Other industrialized nations covered by the protocol that still must decide on ratification include: Croatia, Estonia, Lichtenstein, Monaco, New Zealand, Poland, Russia, Slovenia, Switzerland, and Ukraine.

Baalu

Indian Minister of Environment and Forests T.R. Baalu
(Photo courtesy Government of India)
India is not on the list of 37 nations that must limit their emissions. India has neither signed nor ratified, but on August 26, acceded to the protocol thereby accepting the opportunity to become a party to the treaty already negotiated and signed by other states. It has the same legal effect as ratification.

The other two major developing nations that emit large amounts of heat-trapping greenhouse gases - Brazil and China - have both signed and ratified the protocol.

The protocol contains legally binding targets by which developed countries must reduce their combined emissions of six key greenhouse gases by at least five percent by the period 2008-2012, calculated as an average over those five years.

Cuts in the three most important gases — carbon dioxide, methane and nitrous oxide — will be measured primarily against a base year of 1990.

Cuts in three long lived industrial gases — hydroflourocarbons, perflourocarbons and sulphur hexafluoride — can be measured against either a 1990 or 1995 baseline.

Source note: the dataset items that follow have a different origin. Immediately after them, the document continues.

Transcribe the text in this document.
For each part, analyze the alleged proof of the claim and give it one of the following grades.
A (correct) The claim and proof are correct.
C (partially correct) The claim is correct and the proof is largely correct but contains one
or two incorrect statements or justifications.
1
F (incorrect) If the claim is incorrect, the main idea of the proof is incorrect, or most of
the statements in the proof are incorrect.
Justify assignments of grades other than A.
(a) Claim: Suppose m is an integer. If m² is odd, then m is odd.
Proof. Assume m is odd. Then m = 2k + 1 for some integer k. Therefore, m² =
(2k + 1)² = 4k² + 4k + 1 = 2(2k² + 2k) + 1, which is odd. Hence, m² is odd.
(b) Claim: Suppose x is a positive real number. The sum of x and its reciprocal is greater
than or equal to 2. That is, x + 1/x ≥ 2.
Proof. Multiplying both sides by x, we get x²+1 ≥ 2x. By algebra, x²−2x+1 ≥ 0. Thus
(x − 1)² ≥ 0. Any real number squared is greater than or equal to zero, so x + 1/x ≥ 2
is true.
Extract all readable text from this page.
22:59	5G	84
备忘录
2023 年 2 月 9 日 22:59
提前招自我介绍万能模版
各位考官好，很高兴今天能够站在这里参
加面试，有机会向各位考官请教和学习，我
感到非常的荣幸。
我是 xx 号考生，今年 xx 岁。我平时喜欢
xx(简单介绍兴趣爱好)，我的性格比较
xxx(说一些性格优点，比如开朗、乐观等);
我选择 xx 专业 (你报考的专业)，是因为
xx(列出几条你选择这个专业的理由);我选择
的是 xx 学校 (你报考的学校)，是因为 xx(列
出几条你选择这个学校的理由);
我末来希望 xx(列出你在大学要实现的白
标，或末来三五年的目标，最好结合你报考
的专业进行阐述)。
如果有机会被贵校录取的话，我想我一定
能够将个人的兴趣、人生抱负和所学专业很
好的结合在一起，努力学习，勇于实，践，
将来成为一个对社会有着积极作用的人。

By reducing greenhouse gas emissions to percent below 1990 levels, the protocol will result in 2010 emissions levels that are approximately 20 percent below what they would have been in the absence of the protocol.

Greenhouse gas emission limits for developing countries will be addressed at future negotiations of the Parties to the UNFCCC.

Delegates to the conference in New Delhi will focus on key concerns of developing countries, such as how to gain better access to low emitting technologies and how to cope with the expected impacts of climate change.

The relationship between efforts to protect the statospheric ozone layer and efforts to safeguard the global climate system will be a topic of discussion.